Show that the following curves intersect orthogonally at the indicated points:

(i) x² = 4y and 4y + x² = 8 at (2, 1)
(ii) x² = y and x³ + 6y = 7 at (1, 1)
(iii) y² = 8x and 2x² + y² = 10 at $\left(1,2\sqrt{2}\right)$

Answer 1

$$\begin{gathered} \left(i\right)x^2=4y...\left(1\right) \\ 4y+x^2=8...\left(2\right) \\ \text{Given point is}\left(2,1\right) \\ \text{Differentiating (1) w.r.t.}\mathit{\text{x,}} \\ 2x=4\frac{dy}{dx} \\ \Rightarrow \frac{dy}{dx}=\frac{x}{2} \\ \Rightarrow m_1={\left(\frac{dy}{dx}\right)}_{\left(2,1\right)}=\frac{2}{2}=1 \\ \text{Differenntiating (2) w.r.t}\mathit{\text{.}}\mathit{\text{x,}} \\ 4\frac{dy}{dx}+\mathit{2}x=0 \\ \Rightarrow \frac{dy}{dx}=\frac{-x}{2} \\ \Rightarrow m_2={\left(\frac{dy}{dx}\right)}_{\left(2,1\right)}=\frac{-2}{2}=-1 \\ \mathrm{Since},m_1\times m_2=-1 \end{gathered}$$
Hence, the given curves intersect orthogonally at the given point.

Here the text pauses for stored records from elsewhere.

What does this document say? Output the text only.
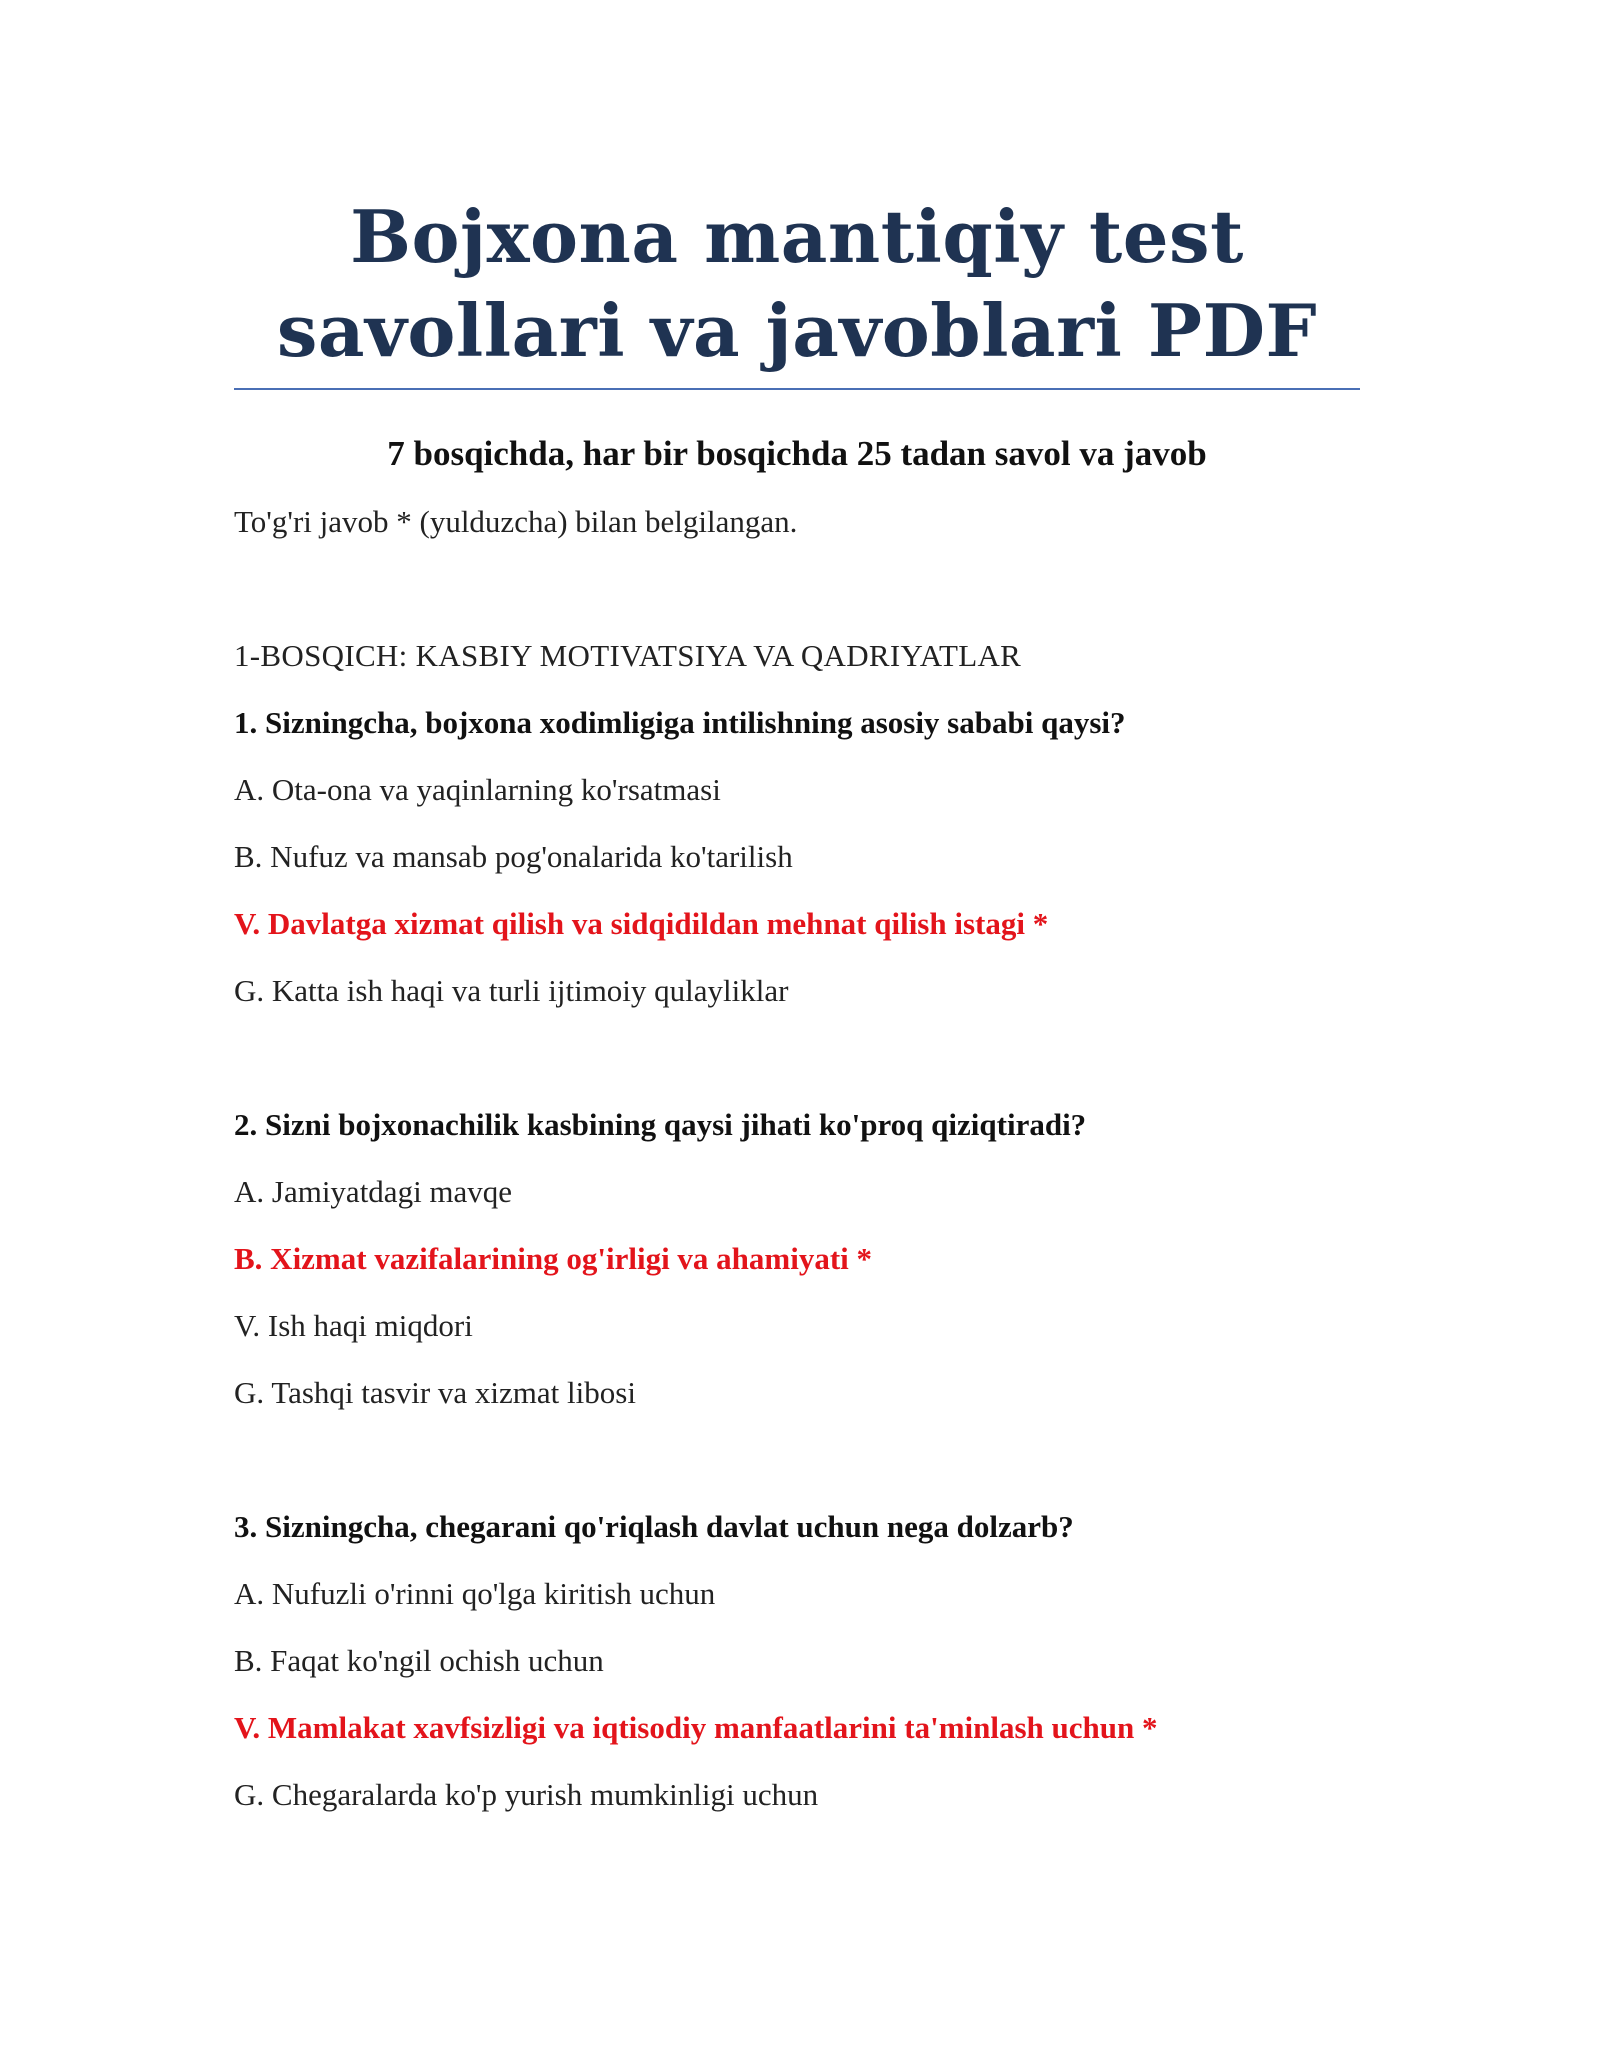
Bojxona mantiqiy test savollari va javoblari PDF

7 bosqichda, har bir bosqichda 25 tadan savol va javob

To'g'ri javob * (yulduzcha) bilan belgilangan.

1-BOSQICH: KASBIY MOTIVATSIYA VA QADRIYATLAR

1. Sizningcha, bojxona xodimligiga intilishning asosiy sababi qaysi?

A. Ota-ona va yaqinlarning ko'rsatmasi

B. Nufuz va mansab pog'onalarida ko'tarilish

V. Davlatga xizmat qilish va sidqidildan mehnat qilish istagi *

G. Katta ish haqi va turli ijtimoiy qulayliklar

2. Sizni bojxonachilik kasbining qaysi jihati ko'proq qiziqtiradi?

A. Jamiyatdagi mavqe

B. Xizmat vazifalarining og'irligi va ahamiyati *

V. Ish haqi miqdori

G. Tashqi tasvir va xizmat libosi

3. Sizningcha, chegarani qo'riqlash davlat uchun nega dolzarb?

A. Nufuzli o'rinni qo'lga kiritish uchun

B. Faqat ko'ngil ochish uchun

V. Mamlakat xavfsizligi va iqtisodiy manfaatlarini ta'minlash uchun *

G. Chegaralarda ko'p yurish mumkinligi uchun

$$\begin{gathered} \left(ii\right)x^2=y...\left(1\right) \\ {x}^3+6y=7...\left(2\right) \\ \text{Given point is}\left(1,1\right) \\ \text{Differentiating (1) w.r.t.}\mathit{\text{x,}} \\ 2x=\frac{dy}{dx} \\ \Rightarrow m_1={\left(\frac{dy}{dx}\right)}_{\left(1,1\right)}=2\left(1\right)=2 \\ \text{Differenntiating (2) w.r.t}\mathit{\text{.}}\mathit{\text{x,}} \\ 3x^2+6\frac{dy}{dx}=0 \\ \Rightarrow \frac{dy}{dx}=\frac{-x^2}{2} \\ \Rightarrow m_2={\left(\frac{dy}{dx}\right)}_{\left(1,1\right)}=\frac{-1}{2} \\ \mathrm{Since},m_1\times m_2=-1 \end{gathered}$$
Hence, the given curves intersect orthogonally at the given point.

$$\begin{gathered} \left(iii\right)y^2=8x...\left(1\right) \\ 2x^2+y^2=10...\left(2\right) \\ \text{Given point is}\left(1,2\sqrt{2}\right) \\ \text{Differentiating (1) w.r.t.}\mathit{\text{x,}} \\ 2y\frac{dy}{dx}=8 \\ \Rightarrow \frac{dy}{dx}=\frac{4}{y} \\ \Rightarrow m_1={\left(\frac{dy}{dx}\right)}_{\left(1,2\sqrt{2}\right)}=\frac{4}{2\sqrt{2}}=\sqrt{2} \\ \text{Differenntiating (2) w.r.t}\mathit{\text{.}}\mathit{\text{x,}} \\ 4x+2y\frac{dy}{dx}=0 \\ \Rightarrow \frac{dy}{dx}=\frac{-2x}{y} \\ \Rightarrow m_2={\left(\frac{dy}{dx}\right)}_{\left(1,2\sqrt{2}\right)}=\frac{-2}{2\sqrt{2}}=\frac{-1}{\sqrt{2}} \\ \mathrm{Since},m_1\times m_2=-1 \end{gathered}$$
Hence, the given curves intersect orthogonally at the given point.